PETER MORTON IS blessed with the uncanny ability to smell the air, size up the place and put his finger on the pulse.
He had it down pat at age 21, while passing through London from travels in the Middle East and North Africa. He discovered an "incredible market vacuum" aching to be filled. "I couldn't believe it. No American food anywhere," he says. So he put up some money, fetched a loan from a bank and for the next 10 years devoted his energies to an incongruous American-style roadside diner complete with jukebox, waitresses in starched white uniforms and good old American hamburgers, smack in the heart of London's posh Mayfair district. It was named the Hard Rock Cafe, and it opened with lines at the front door; it still has lines at the door.
Morton was one of the first to find the pulse of Los Angeles cuisine: Mortons was to be an inexpensive but simple American restaurant to counterbalance the growing rash of fine French restaurants during the late '70s. "I wanted to do something indigenous to Los Angeles--get my feet wet in an American market before opening Hard Rock," he said. He wanted something American, sensing, very early on, its great business potential. "Today I think people are beginning to consolidate into the American idea, after experimenting with other things. I understood and believed in American cooking 15 years ago and believe in it today and will tomorrow," he says.
Using a "minimalistic" business formula designed to maximize profits, he opened Mortons as an upscale grill when the grill concept was yet untapped and Melrose Avenue was a lonely stretch of shops. He used economical materials with flair and designed a menu that cut labor costs to the quick: a limited kitchen crew and no fancy executive chef. Pamela, Peter's twin sister, first joined the restaurant as an investor, then as manager. The Morton twins grew up in a three-generation family restaurant business (their parents owned Morton's on Chicago's Lake Shore Drive). Hard Rock Cafe arrived several years later as one of the first restaurants in the newly built Beverly Center complex, followed in the last three years with Hard Rock Cafes in Chicago, Honolulu, Houston, New Orleans, San Diego, Sydney and Rio--and still more to come. Now Morton is returning to London to introduce yet another American restaurant.

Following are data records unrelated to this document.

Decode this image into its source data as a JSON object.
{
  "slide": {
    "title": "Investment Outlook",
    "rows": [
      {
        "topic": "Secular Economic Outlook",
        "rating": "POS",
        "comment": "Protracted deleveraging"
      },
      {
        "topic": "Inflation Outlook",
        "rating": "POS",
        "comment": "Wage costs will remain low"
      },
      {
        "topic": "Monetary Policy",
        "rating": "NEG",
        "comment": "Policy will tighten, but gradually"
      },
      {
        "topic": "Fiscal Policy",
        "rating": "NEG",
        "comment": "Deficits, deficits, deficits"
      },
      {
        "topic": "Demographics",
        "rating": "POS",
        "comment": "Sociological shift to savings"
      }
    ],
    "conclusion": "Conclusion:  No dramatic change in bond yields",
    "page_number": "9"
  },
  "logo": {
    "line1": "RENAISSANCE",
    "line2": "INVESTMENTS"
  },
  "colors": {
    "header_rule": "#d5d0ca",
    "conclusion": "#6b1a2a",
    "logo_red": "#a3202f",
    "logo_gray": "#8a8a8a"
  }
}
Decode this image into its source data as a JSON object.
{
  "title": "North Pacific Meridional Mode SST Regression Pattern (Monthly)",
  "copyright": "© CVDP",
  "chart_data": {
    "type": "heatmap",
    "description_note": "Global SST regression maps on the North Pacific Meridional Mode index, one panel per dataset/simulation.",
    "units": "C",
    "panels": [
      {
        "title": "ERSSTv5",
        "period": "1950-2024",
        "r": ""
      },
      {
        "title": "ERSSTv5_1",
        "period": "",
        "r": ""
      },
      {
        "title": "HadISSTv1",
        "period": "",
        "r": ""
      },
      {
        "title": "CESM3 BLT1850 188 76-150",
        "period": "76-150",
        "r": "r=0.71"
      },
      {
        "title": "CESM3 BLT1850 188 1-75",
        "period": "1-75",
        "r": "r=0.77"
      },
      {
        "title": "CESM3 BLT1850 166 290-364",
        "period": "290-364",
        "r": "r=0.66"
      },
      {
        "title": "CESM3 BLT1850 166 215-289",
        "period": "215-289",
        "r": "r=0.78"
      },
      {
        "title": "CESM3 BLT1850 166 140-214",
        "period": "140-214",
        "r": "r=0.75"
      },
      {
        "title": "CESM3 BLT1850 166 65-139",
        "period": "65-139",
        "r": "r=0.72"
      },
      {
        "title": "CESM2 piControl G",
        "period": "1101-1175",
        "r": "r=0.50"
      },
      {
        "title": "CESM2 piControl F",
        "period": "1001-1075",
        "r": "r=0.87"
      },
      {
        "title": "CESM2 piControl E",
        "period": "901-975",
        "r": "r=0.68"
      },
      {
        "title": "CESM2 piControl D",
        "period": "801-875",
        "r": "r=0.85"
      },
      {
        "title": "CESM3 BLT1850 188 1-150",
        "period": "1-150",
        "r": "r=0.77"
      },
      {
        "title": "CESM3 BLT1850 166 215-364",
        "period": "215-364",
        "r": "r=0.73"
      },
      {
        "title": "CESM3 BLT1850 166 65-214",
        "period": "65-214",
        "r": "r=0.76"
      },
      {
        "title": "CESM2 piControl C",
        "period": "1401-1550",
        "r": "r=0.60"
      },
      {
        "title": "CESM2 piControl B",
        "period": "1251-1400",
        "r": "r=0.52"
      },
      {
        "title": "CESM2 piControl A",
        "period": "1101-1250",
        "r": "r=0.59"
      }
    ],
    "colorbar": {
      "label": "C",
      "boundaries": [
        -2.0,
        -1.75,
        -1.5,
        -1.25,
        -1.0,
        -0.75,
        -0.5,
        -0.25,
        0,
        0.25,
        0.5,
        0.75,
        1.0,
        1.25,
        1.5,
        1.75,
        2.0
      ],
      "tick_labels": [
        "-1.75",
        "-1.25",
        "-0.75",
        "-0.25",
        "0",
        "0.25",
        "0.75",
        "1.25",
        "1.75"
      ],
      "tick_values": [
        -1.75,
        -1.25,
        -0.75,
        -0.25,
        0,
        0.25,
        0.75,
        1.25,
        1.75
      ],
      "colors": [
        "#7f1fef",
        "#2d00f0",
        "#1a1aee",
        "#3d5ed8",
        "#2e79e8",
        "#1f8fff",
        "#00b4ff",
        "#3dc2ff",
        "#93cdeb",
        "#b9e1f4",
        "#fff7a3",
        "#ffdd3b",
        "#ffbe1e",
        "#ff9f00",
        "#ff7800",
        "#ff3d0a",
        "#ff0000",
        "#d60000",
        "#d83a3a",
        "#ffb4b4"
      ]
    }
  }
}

The Mortons' restaurant philosophy, based on the founding principles of simple, straightforward American food, remains very much intact. "We still believe in keeping it simple, clean and healthy," says Morton.
Like this salad.
MORTONS' SPICY TUNA SASHIMI SALAD 1/2 cup mayonnaise 1/2 bunch green onions, white part and some green, finely chopped 1 pound raw ahi tuna, sliced thin and chopped into small pieces 1/2 avocado, peeled and sliced 1/2 Maui onion, sliced thin daikon sprouts Rice Vinegar Dressing
Combine mayonnaise, smelt roe, soy sauce, chili oil and green onions in large bowl. Mix well. Add tuna and mix until tuna is coated with sauce. Do not overmix. Adjust seasoning to taste.
To serve, place about 3 to 4 ounces tuna mixture on each plate. Garnish with a few slices avocado, Maui onions and the sprouts. Drizzle with Rice Vinegar Dressing. Chill. Makes 6 servings.
Note: As Chinese chili oil is very hot, it is wise to add it gradually to attain a pleasing amount of spiciness. It and other Oriental ingredients are available in Oriental sections of supermarkets and specialty markets.
Rice Wine Vinegar Dressing 2 tablespoons rice vinegar cup oil 1 teaspoon sugar 2 tablespoons water Salt, pepper
Combine vinegar, oil, sugar, water and salt and pepper to taste. Shake well before using. Makes 1/2 cup.